|El-Kadi, S - UNIVERSITY OF KENTUCKY|
|Mcleod, K - UNIVERSITY OF KENTUCKY|
|Bequette, B - UNIVERSITY OF MARYLAND|
Submitted to: Symposium Proceedings
Publication Type: Proceedings
Publication Acceptance Date: April 10, 2007
Publication Date: September 9, 2007
Citation: Baldwin, R.L., El-Kadi, S.W., Mcleod, K.R., Connor, E.E., Bequette, B.J. 2007. Intestinal and ruminal epithelial and hepatic metabolism regulatory gene expression as affected by forage to concentrate ratio in bulls. Symposium Proceedings. pp. 293-294. Interpretive Summary: In ruminants, we have demonstrated a change in use of amino acids using isolated cell preparations. Few studies describe alterations in gene expression of these important metabolically active tissues in response to changes in feed. Angus bulls (n = 12; 391 ± 34 kg) were randomly assigned to either forage based or concentrate based diets. Feed was offered daily and refusals were weighed. Bulls were weighed weekly and feed offered adjusted accordingly. After the >28 d on diets, bulls were slaughtered and intestine, rumen, and liver tissue samples were collected for determination of gene expression of metabolic regulatory proteins by a highly sensitive analytic tool called, quantitative real-time polymerase chain reaction. Using this procedure we looked at several genes of interest and found that in cattle expression of regulatory genes changes in response to altered nutrient supply when cattle are fed complex rations. This means that in addition to understanding the way that nutrients are absorbed and interact, we can also begin to consider how the genes which regulate nutrient use are affected when diets are prepared. This will ultimately allow for ration formulations which optimize nutrient use for production of milk and meat in balance with excretion of difficult to manage waste matter.

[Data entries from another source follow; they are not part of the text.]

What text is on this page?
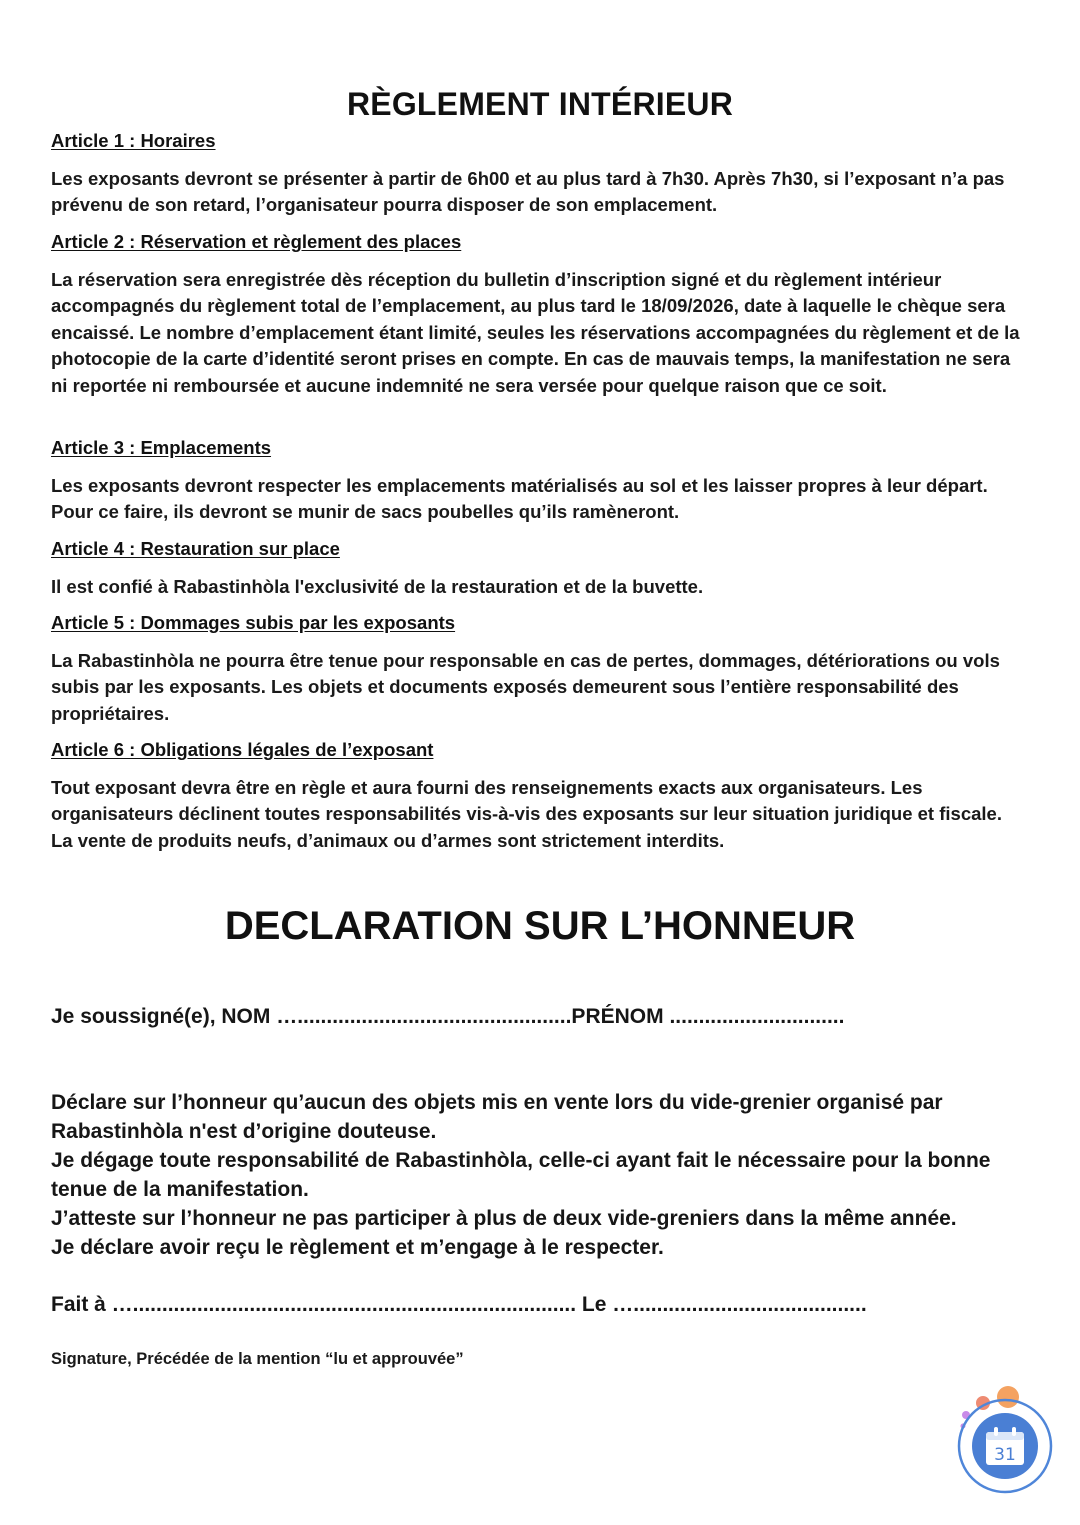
RÈGLEMENT INTÉRIEUR

Article 1 : Horaires

Les exposants devront se présenter à partir de 6h00 et au plus tard à 7h30. Après 7h30, si l’exposant n’a pas prévenu de son retard, l’organisateur pourra disposer de son emplacement.

Article 2 : Réservation et règlement des places

La réservation sera enregistrée dès réception du bulletin d’inscription signé et du règlement intérieur accompagnés du règlement total de l’emplacement, au plus tard le 18/09/2026, date à laquelle le chèque sera encaissé. Le nombre d’emplacement étant limité, seules les réservations accompagnées du règlement et de la photocopie de la carte d’identité seront prises en compte. En cas de mauvais temps, la manifestation ne sera ni reportée ni remboursée et aucune indemnité ne sera versée pour quelque raison que ce soit.

Article 3 : Emplacements

Les exposants devront respecter les emplacements matérialisés au sol et les laisser propres à leur départ. Pour ce faire, ils devront se munir de sacs poubelles qu’ils ramèneront.

Article 4 : Restauration sur place

Il est confié à Rabastinhòla l'exclusivité de la restauration et de la buvette.

Article 5 : Dommages subis par les exposants

La Rabastinhòla ne pourra être tenue pour responsable en cas de pertes, dommages, détériorations ou vols subis par les exposants. Les objets et documents exposés demeurent sous l’entière responsabilité des propriétaires.

Article 6 : Obligations légales de l’exposant

Tout exposant devra être en règle et aura fourni des renseignements exacts aux organisateurs. Les organisateurs déclinent toutes responsabilités vis-à-vis des exposants sur leur situation juridique et fiscale. La vente de produits neufs, d’animaux ou d’armes sont strictement interdits.

DECLARATION SUR L’HONNEUR
Je soussigné(e), NOM …...............................................PRÉNOM ..............................

Déclare sur l’honneur qu’aucun des objets mis en vente lors du vide-grenier organisé par Rabastinhòla n'est d’origine douteuse.

Je dégage toute responsabilité de Rabastinhòla, celle-ci ayant fait le nécessaire pour la bonne tenue de la manifestation.

J’atteste sur l’honneur ne pas participer à plus de deux vide-greniers dans la même année.

Je déclare avoir reçu le règlement et m’engage à le respecter.

Fait à …............................................................................ Le …........................................
Signature, Précédée de la mention “lu et approuvée”
31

Technical Abstract: In ruminants, we have demonstrated variable rates of oxidation of amino acids using isolated cell preparations. Few studies describe alterations in putative regulatory metabolic gene transcript expression of these metabolically active tissues in response to changes in ration. Angus bulls (n = 12; 391 ± 34 kg) were randomly assigned to two dietary treatments of either 75:25 (HF) or 25:75 (HC) using common orchard grass silage and concentrate ingredients, respecively. Feed was offered daily and refusals were weighed. Bulls were weighed weekly and feed offered adjusted accordingly. After the >28 d on diets, bulls were slaughtered and intestinal and rumen epithelia, and liver harvested for determination of gene expression of putative metabolic regulatory proteins by qRT-PCR including: sodium glucose co-transporter I (SGLT-1), monocarboxylic acid transporter-1 (MCT-1), acetyl/propionyl-CoA synthetase 2 (ACAS2L), butyryl-CoA synthetase 1 (BUCS1), branched chain aminotransferase 2 (BCAT2), branched chain keto acid dehydrogenase (BCKDHA), glutaminase (GLS), glutamate dehydrogenase (GLUD1), glutamic-oxaloacetic transaminase 2 (GOT2), and glucose-6-phosphate dehydrogenase (G6PDH). Total RNA was obtained using RNeasy isolation kits with on-column DNase digestion and quality and concentration were determined. Starting quantities were quantified using a standard curve. By design, dry matter intake was similar between the treatments resulting in 33% greater metabolizable energy intake for the HC vs. HF bulls and average daily gains of 1.6 kg/d and 1.56 kg/d for HC and HF, respectively. Abundance of BCAT2 transcripts were at or below detection and abundance of MCT-1, SGLT-1, ACAS2L, and GLS, while present, were unaffected by treatment. Abundance of BCKDHA transcripts increased in rumen of HF bulls but was unaffected in intestinal epithelium and liver. Abundance of BUCS1 transcripts tended to decrease in rumen and increased in jejunum and liver in HF bulls. Intestinal expression of G6PDH was unaffected by treatment, but rumen and liver abundance was increased in HF bulls. Expression of GOT2 increased in rumen and tended to increase in jejunum in HF bulls but was unaltered in duodenum or ileum. These data demonstrate in cattle differential expression of regulatory genes in response to altered nutrient supply using complex rations.